The American Meat Institute, has also said most inconclusive test results have later proved to be negative for the disease.
Meanwhile Washington is working to allay concerns from overseas trading partners.
Japan had been one of the top customers of American beef before the first U.S. case of mad cow disease prompted a ban.
Japan stopped U.S. beef shipments in January after finding veal cuts with backbone, cuts that are eaten in the U.S. but not in Asia.
Agriculture Secretary Mike Johanns has met his Japanese counterpart and promised to answer Japan's questions about how the veal was shipped contrary to the rules governing U.S.-Japan beef sales.
In general since the disease was first discovered in the United States in December2003, the American market has been unaffected and Americans have continued to buy and eat beef.
Japan and South Korea, have been hesitant to resume trade despite U.S. assurances that its beef is safe.
South Korea was due to reopen its borders in April to U.S. beef, banned since December 2003, when the first U.S. case was reported in a dairy cow in Washington state.
Experts say the new suspected case will make it more difficult to convince both countries to lift the bans.
Whether the animal was infected affects issues other than trade.
The decision by the department to scale back its higher level of testing for mad cow disease has been in the air for some time.
Testing for the disease was increased from about 55 to 1,000 daily after the first case of mad cow disease in 2003.
To date 644,603 of the nation's estimated 95 million head of cattle have been checked under this enhanced level of testing.
Mad cow disease is the common name for bovine spongiform encephalopathy, or BSE.
In humans, eating meat products contaminated with BSE has been linked to more than 150 deaths, mostly in Britain, from variant Creutzfeldt-Jakob Disease, a rare and fatal nerve disease.

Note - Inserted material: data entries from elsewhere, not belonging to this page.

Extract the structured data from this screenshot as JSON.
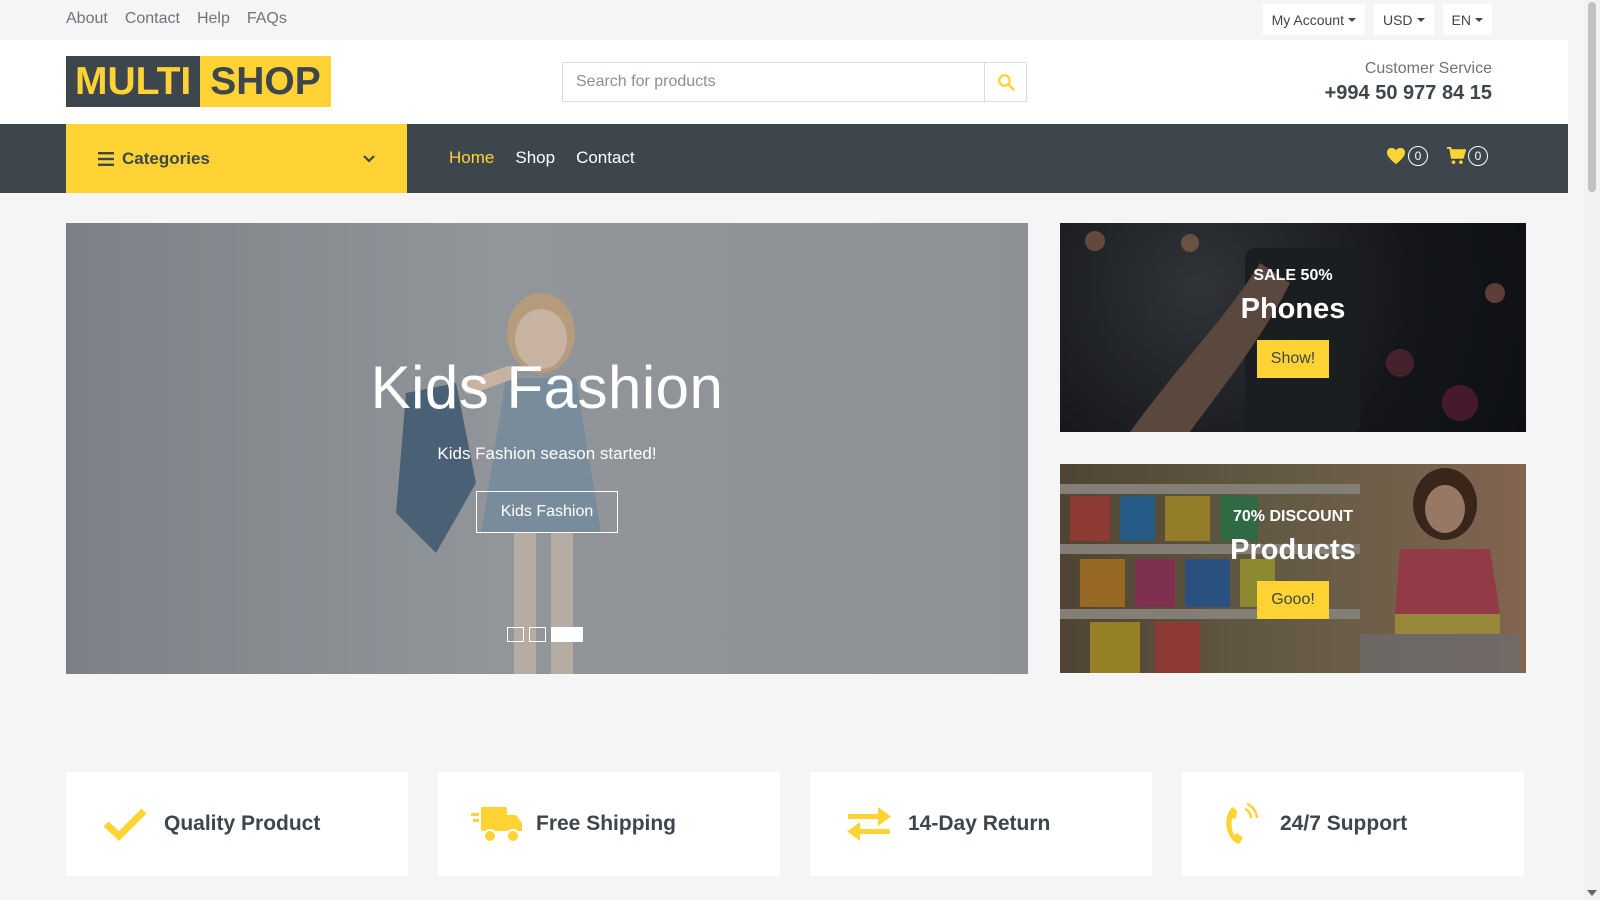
{
  "topbar": {
    "links": [
      "About",
      "Contact",
      "Help",
      "FAQs"
    ],
    "account_label": "My Account",
    "currency_label": "USD",
    "language_label": "EN"
  },
  "header": {
    "logo_part1": "MULTI",
    "logo_part2": "SHOP",
    "search_placeholder": "Search for products",
    "customer_service_label": "Customer Service",
    "customer_service_phone": "+994 50 977 84 15"
  },
  "nav": {
    "categories_label": "Categories",
    "links": [
      "Home",
      "Shop",
      "Contact"
    ],
    "active_link": "Home",
    "wishlist_count": "0",
    "cart_count": "0"
  },
  "carousel": {
    "title": "Kids Fashion",
    "subtitle": "Kids Fashion season started!",
    "button_label": "Kids Fashion",
    "slide_count": 3,
    "active_slide": 3
  },
  "offers": [
    {
      "tag": "SALE 50%",
      "title": "Phones",
      "button": "Show!"
    },
    {
      "tag": "70% DISCOUNT",
      "title": "Products",
      "button": "Gooo!"
    }
  ],
  "features": [
    {
      "label": "Quality Product",
      "icon": "check-icon"
    },
    {
      "label": "Free Shipping",
      "icon": "truck-icon"
    },
    {
      "label": "14-Day Return",
      "icon": "exchange-icon"
    },
    {
      "label": "24/7 Support",
      "icon": "phone-volume-icon"
    }
  ],
  "colors": {
    "accent": "#ffd333",
    "dark": "#3d464d",
    "background": "#f5f5f5"
  }
}
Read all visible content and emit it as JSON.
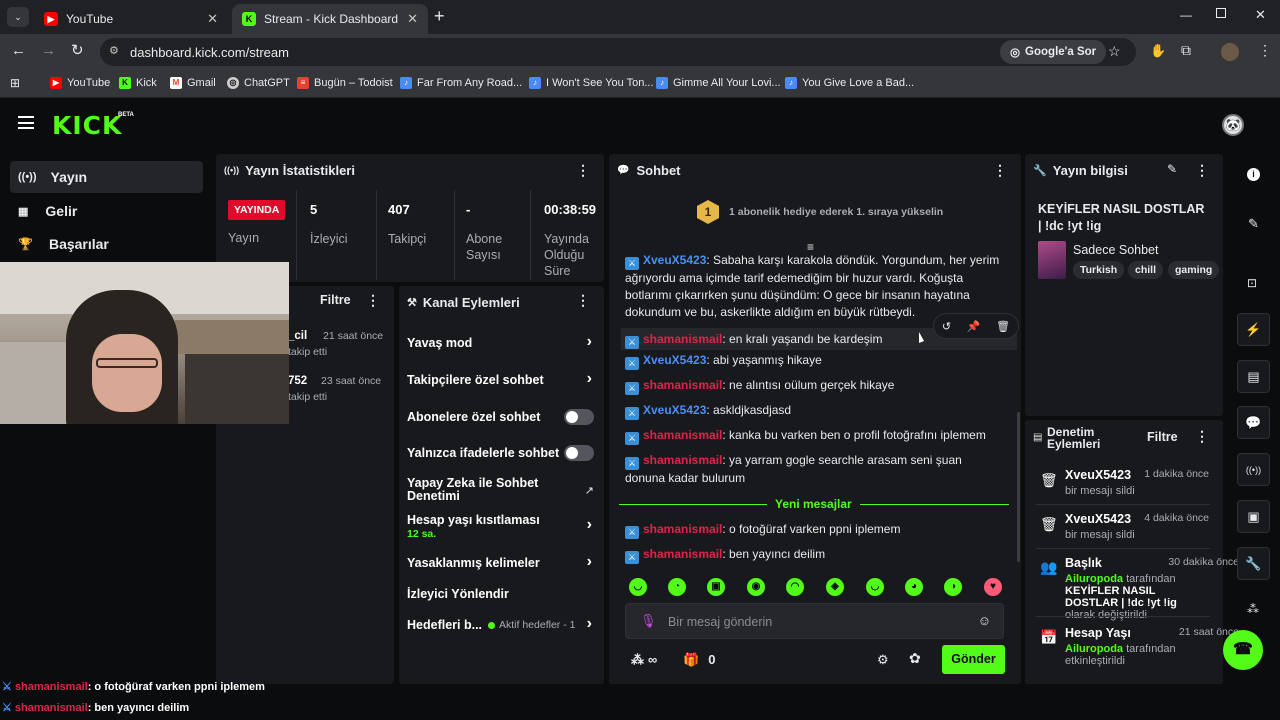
{
  "browser": {
    "tabs": [
      {
        "title": "YouTube",
        "icon": "youtube-icon",
        "color": "#ff0000",
        "active": false
      },
      {
        "title": "Stream - Kick Dashboard",
        "icon": "kick-icon",
        "color": "#53fc18",
        "active": true
      }
    ],
    "new_tab": "+",
    "url": "dashboard.kick.com/stream",
    "google_btn": "Google'a Sor",
    "bookmarks": [
      {
        "label": "YouTube",
        "icon": "youtube-icon",
        "color": "#ff0000"
      },
      {
        "label": "Kick",
        "icon": "kick-icon",
        "color": "#53fc18"
      },
      {
        "label": "Gmail",
        "icon": "gmail-icon",
        "color": "#ea4335"
      },
      {
        "label": "ChatGPT",
        "icon": "chatgpt-icon",
        "color": "#cfcfcf"
      },
      {
        "label": "Bugün – Todoist",
        "icon": "todoist-icon",
        "color": "#e44332"
      },
      {
        "label": "Far From Any Road...",
        "icon": "bookmark-icon",
        "color": "#4c8bf5"
      },
      {
        "label": "I Won't See You Ton...",
        "icon": "bookmark-icon",
        "color": "#4c8bf5"
      },
      {
        "label": "Gimme All Your Lovi...",
        "icon": "bookmark-icon",
        "color": "#4c8bf5"
      },
      {
        "label": "You Give Love a Bad...",
        "icon": "bookmark-icon",
        "color": "#4c8bf5"
      }
    ]
  },
  "kick": {
    "logo": "KICK",
    "beta": "BETA",
    "accent": "#53fc18"
  },
  "sidebar": {
    "items": [
      {
        "label": "Yayın",
        "icon": "broadcast-icon"
      },
      {
        "label": "Gelir",
        "icon": "chart-icon"
      },
      {
        "label": "Başarılar",
        "icon": "trophy-icon"
      }
    ]
  },
  "stats": {
    "title": "Yayın İstatistikleri",
    "live": "YAYINDA",
    "live_label": "Yayın",
    "viewers": "5",
    "viewers_label": "İzleyici",
    "followers": "407",
    "followers_label": "Takipçi",
    "subs": "-",
    "subs_label": "Abone Sayısı",
    "duration": "00:38:59",
    "duration_label": "Yayında Olduğu Süre"
  },
  "recent": {
    "filter": "Filtre",
    "items": [
      {
        "name": "_cil",
        "time": "21 saat önce",
        "action": "takip etti"
      },
      {
        "name": "752",
        "time": "23 saat önce",
        "action": "takip etti"
      }
    ]
  },
  "channel_actions": {
    "title": "Kanal Eylemleri",
    "slow": "Yavaş mod",
    "followers_only": "Takipçilere özel sohbet",
    "subs_only": "Abonelere özel sohbet",
    "emote_only": "Yalnızca ifadelerle sohbet",
    "ai_mod": "Yapay Zeka ile Sohbet Denetimi",
    "account_age": "Hesap yaşı kısıtlaması",
    "account_age_value": "12 sa.",
    "banned_words": "Yasaklanmış kelimeler",
    "raid": "İzleyici Yönlendir",
    "goals": "Hedefleri b...",
    "goals_status": "Aktif hedefler - 1"
  },
  "chat": {
    "title": "Sohbet",
    "gift_banner": "1 abonelik hediye ederek 1. sıraya yükselin",
    "gift_rank": "1",
    "messages": [
      {
        "user": "XveuX5423",
        "text": ": Sabaha karşı karakola döndük. Yorgundum, her yerim ağrıyordu ama içimde tarif edemediğim bir huzur vardı. Koğuşta botlarımı çıkarırken şunu düşündüm: O gece bir insanın hayatına dokundum ve bu, askerlikte aldığım en büyük rütbeydi."
      },
      {
        "user": "shamanismail",
        "text": ": en kralı yaşandı be kardeşim"
      },
      {
        "user": "XveuX5423",
        "text": ": abi yaşanmış hikaye"
      },
      {
        "user": "shamanismail",
        "text": ": ne alıntısı oülum gerçek hikaye"
      },
      {
        "user": "XveuX5423",
        "text": ": askldjkasdjasd"
      },
      {
        "user": "shamanismail",
        "text": ": kanka bu varken ben o profil fotoğrafını iplemem"
      },
      {
        "user": "shamanismail",
        "text": ": ya yarram gogle searchle arasam seni şuan donuna kadar bulurum"
      },
      {
        "user": "shamanismail",
        "text": ": o fotoğüraf varken ppni iplemem"
      },
      {
        "user": "shamanismail",
        "text": ": ben yayıncı deilim"
      }
    ],
    "new_messages": "Yeni mesajlar",
    "placeholder": "Bir mesaj gönderin",
    "points": "0",
    "send": "Gönder",
    "infinity": "∞"
  },
  "stream_info": {
    "title": "Yayın bilgisi",
    "stream_title": "KEYİFLER NASIL DOSTLAR | !dc !yt !ig",
    "category": "Sadece Sohbet",
    "tags": [
      "Turkish",
      "chill",
      "gaming"
    ]
  },
  "moderation": {
    "title": "Denetim Eylemleri",
    "filter": "Filtre",
    "items": [
      {
        "name": "XveuX5423",
        "time": "1 dakika önce",
        "desc": "bir mesajı sildi",
        "icon": "trash-icon"
      },
      {
        "name": "XveuX5423",
        "time": "4 dakika önce",
        "desc": "bir mesajı sildi",
        "icon": "trash-icon"
      },
      {
        "name": "Başlık",
        "time": "30 dakika önce",
        "by": "Ailuropoda",
        "desc1": "tarafından",
        "value": "KEYİFLER NASIL DOSTLAR | !dc !yt !ig",
        "desc2": "olarak değiştirildi",
        "icon": "users-icon"
      },
      {
        "name": "Hesap Yaşı",
        "time": "21 saat önce",
        "by": "Ailuropoda",
        "desc1": "tarafından etkinleştirildi",
        "icon": "calendar-icon"
      }
    ]
  },
  "overlay": {
    "lines": [
      {
        "user": "shamanismail",
        "text": ": o fotoğüraf varken ppni iplemem"
      },
      {
        "user": "shamanismail",
        "text": ": ben yayıncı deilim"
      }
    ]
  }
}
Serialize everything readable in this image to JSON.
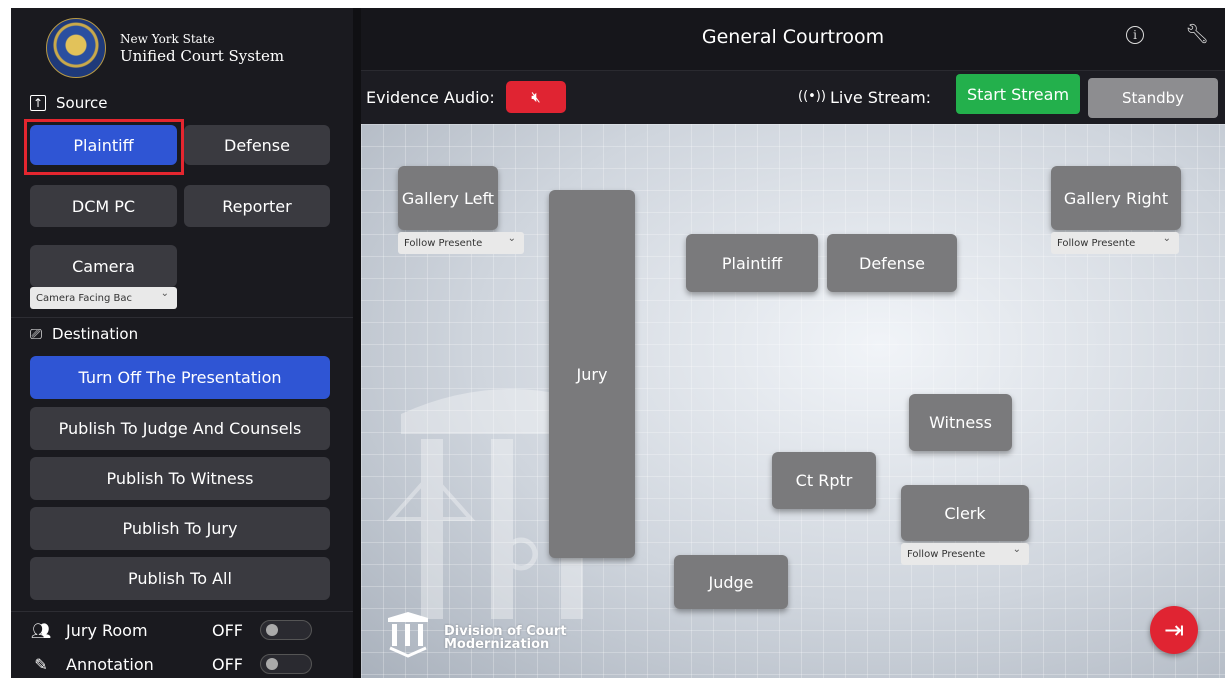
{
  "org": {
    "line1": "New York State",
    "line2": "Unified Court System"
  },
  "source": {
    "heading": "Source",
    "buttons": [
      "Plaintiff",
      "Defense",
      "DCM PC",
      "Reporter",
      "Camera"
    ],
    "camera_select": "Camera Facing Bac"
  },
  "destination": {
    "heading": "Destination",
    "buttons": [
      "Turn Off The Presentation",
      "Publish To Judge And Counsels",
      "Publish To Witness",
      "Publish To Jury",
      "Publish To All"
    ]
  },
  "toggles": [
    {
      "label": "Jury Room",
      "state": "OFF",
      "icon": "people-icon"
    },
    {
      "label": "Annotation",
      "state": "OFF",
      "icon": "pencil-icon"
    }
  ],
  "header": {
    "title": "General Courtroom"
  },
  "audio_bar": {
    "evidence_label": "Evidence Audio:",
    "live_label": "Live Stream:",
    "start_label": "Start Stream",
    "standby_label": "Standby"
  },
  "courtroom": {
    "gallery_left": "Gallery Left",
    "gallery_right": "Gallery Right",
    "jury": "Jury",
    "plaintiff": "Plaintiff",
    "defense": "Defense",
    "witness": "Witness",
    "ct_rptr": "Ct Rptr",
    "clerk": "Clerk",
    "judge": "Judge",
    "follow_select": "Follow Presente"
  },
  "footer": {
    "dcm_line1": "Division of Court",
    "dcm_line2": "Modernization"
  },
  "colors": {
    "accent_blue": "#2f55d4",
    "danger_red": "#e02432",
    "stream_green": "#23b04c",
    "seat_gray": "#7a7a7c"
  }
}
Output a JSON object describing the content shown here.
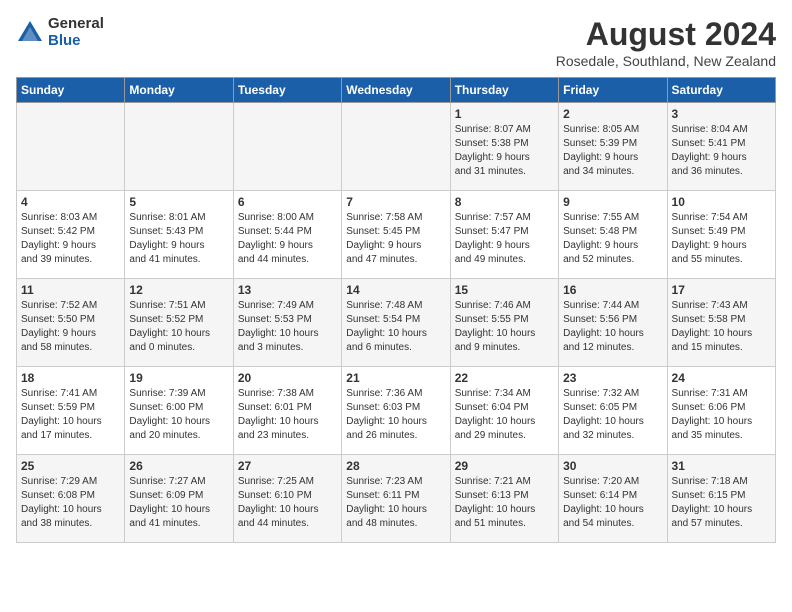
{
  "logo": {
    "general": "General",
    "blue": "Blue"
  },
  "title": "August 2024",
  "subtitle": "Rosedale, Southland, New Zealand",
  "weekdays": [
    "Sunday",
    "Monday",
    "Tuesday",
    "Wednesday",
    "Thursday",
    "Friday",
    "Saturday"
  ],
  "weeks": [
    [
      {
        "day": "",
        "info": ""
      },
      {
        "day": "",
        "info": ""
      },
      {
        "day": "",
        "info": ""
      },
      {
        "day": "",
        "info": ""
      },
      {
        "day": "1",
        "info": "Sunrise: 8:07 AM\nSunset: 5:38 PM\nDaylight: 9 hours\nand 31 minutes."
      },
      {
        "day": "2",
        "info": "Sunrise: 8:05 AM\nSunset: 5:39 PM\nDaylight: 9 hours\nand 34 minutes."
      },
      {
        "day": "3",
        "info": "Sunrise: 8:04 AM\nSunset: 5:41 PM\nDaylight: 9 hours\nand 36 minutes."
      }
    ],
    [
      {
        "day": "4",
        "info": "Sunrise: 8:03 AM\nSunset: 5:42 PM\nDaylight: 9 hours\nand 39 minutes."
      },
      {
        "day": "5",
        "info": "Sunrise: 8:01 AM\nSunset: 5:43 PM\nDaylight: 9 hours\nand 41 minutes."
      },
      {
        "day": "6",
        "info": "Sunrise: 8:00 AM\nSunset: 5:44 PM\nDaylight: 9 hours\nand 44 minutes."
      },
      {
        "day": "7",
        "info": "Sunrise: 7:58 AM\nSunset: 5:45 PM\nDaylight: 9 hours\nand 47 minutes."
      },
      {
        "day": "8",
        "info": "Sunrise: 7:57 AM\nSunset: 5:47 PM\nDaylight: 9 hours\nand 49 minutes."
      },
      {
        "day": "9",
        "info": "Sunrise: 7:55 AM\nSunset: 5:48 PM\nDaylight: 9 hours\nand 52 minutes."
      },
      {
        "day": "10",
        "info": "Sunrise: 7:54 AM\nSunset: 5:49 PM\nDaylight: 9 hours\nand 55 minutes."
      }
    ],
    [
      {
        "day": "11",
        "info": "Sunrise: 7:52 AM\nSunset: 5:50 PM\nDaylight: 9 hours\nand 58 minutes."
      },
      {
        "day": "12",
        "info": "Sunrise: 7:51 AM\nSunset: 5:52 PM\nDaylight: 10 hours\nand 0 minutes."
      },
      {
        "day": "13",
        "info": "Sunrise: 7:49 AM\nSunset: 5:53 PM\nDaylight: 10 hours\nand 3 minutes."
      },
      {
        "day": "14",
        "info": "Sunrise: 7:48 AM\nSunset: 5:54 PM\nDaylight: 10 hours\nand 6 minutes."
      },
      {
        "day": "15",
        "info": "Sunrise: 7:46 AM\nSunset: 5:55 PM\nDaylight: 10 hours\nand 9 minutes."
      },
      {
        "day": "16",
        "info": "Sunrise: 7:44 AM\nSunset: 5:56 PM\nDaylight: 10 hours\nand 12 minutes."
      },
      {
        "day": "17",
        "info": "Sunrise: 7:43 AM\nSunset: 5:58 PM\nDaylight: 10 hours\nand 15 minutes."
      }
    ],
    [
      {
        "day": "18",
        "info": "Sunrise: 7:41 AM\nSunset: 5:59 PM\nDaylight: 10 hours\nand 17 minutes."
      },
      {
        "day": "19",
        "info": "Sunrise: 7:39 AM\nSunset: 6:00 PM\nDaylight: 10 hours\nand 20 minutes."
      },
      {
        "day": "20",
        "info": "Sunrise: 7:38 AM\nSunset: 6:01 PM\nDaylight: 10 hours\nand 23 minutes."
      },
      {
        "day": "21",
        "info": "Sunrise: 7:36 AM\nSunset: 6:03 PM\nDaylight: 10 hours\nand 26 minutes."
      },
      {
        "day": "22",
        "info": "Sunrise: 7:34 AM\nSunset: 6:04 PM\nDaylight: 10 hours\nand 29 minutes."
      },
      {
        "day": "23",
        "info": "Sunrise: 7:32 AM\nSunset: 6:05 PM\nDaylight: 10 hours\nand 32 minutes."
      },
      {
        "day": "24",
        "info": "Sunrise: 7:31 AM\nSunset: 6:06 PM\nDaylight: 10 hours\nand 35 minutes."
      }
    ],
    [
      {
        "day": "25",
        "info": "Sunrise: 7:29 AM\nSunset: 6:08 PM\nDaylight: 10 hours\nand 38 minutes."
      },
      {
        "day": "26",
        "info": "Sunrise: 7:27 AM\nSunset: 6:09 PM\nDaylight: 10 hours\nand 41 minutes."
      },
      {
        "day": "27",
        "info": "Sunrise: 7:25 AM\nSunset: 6:10 PM\nDaylight: 10 hours\nand 44 minutes."
      },
      {
        "day": "28",
        "info": "Sunrise: 7:23 AM\nSunset: 6:11 PM\nDaylight: 10 hours\nand 48 minutes."
      },
      {
        "day": "29",
        "info": "Sunrise: 7:21 AM\nSunset: 6:13 PM\nDaylight: 10 hours\nand 51 minutes."
      },
      {
        "day": "30",
        "info": "Sunrise: 7:20 AM\nSunset: 6:14 PM\nDaylight: 10 hours\nand 54 minutes."
      },
      {
        "day": "31",
        "info": "Sunrise: 7:18 AM\nSunset: 6:15 PM\nDaylight: 10 hours\nand 57 minutes."
      }
    ]
  ]
}
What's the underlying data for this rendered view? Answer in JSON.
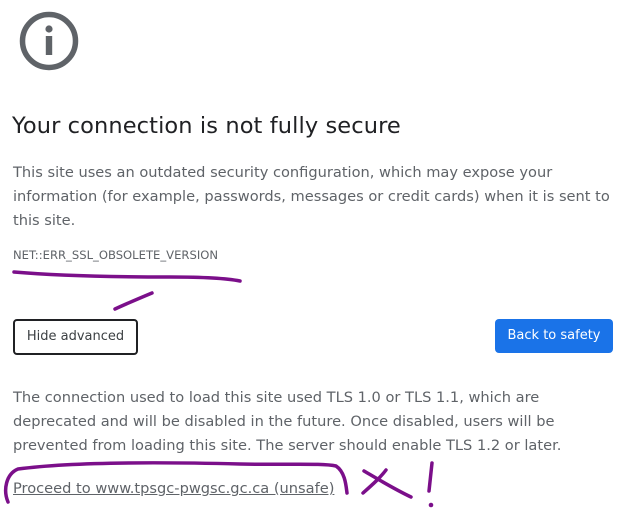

No human is known to have contracted the disease in the United States.
Experts believe mad cow disease is spread through contaminated cattle feed.
The two major U.S. safeguards against mad cow disease are a 1997 ban on using cattle parts in cattle feed and a requirement for meatpackers to remove from older cattle the brains, spinal cords and other nervous tissue most at risk of carrying the infective agent.
Both previous U.S. cases of mad cow disease, the Canadian-born dairy cow in Washington state and a crossbreed beef cow born in Texas in November 2004, were found in animals born before the feed ban.
Hong Kong officials have also suspended imports from a U.S. beef processing company following the discovery that its products contained bones prohibited under regulations aimed at protecting against mad cow disease.
Hong Kong had partially lifted a two-year ban on U.S. beef imports in December, and only boneless beef from cattle less than 30 months old, and without the animal's brain, spinal cord or other parts considered high risk for mad cow disease, are allowed into the territory.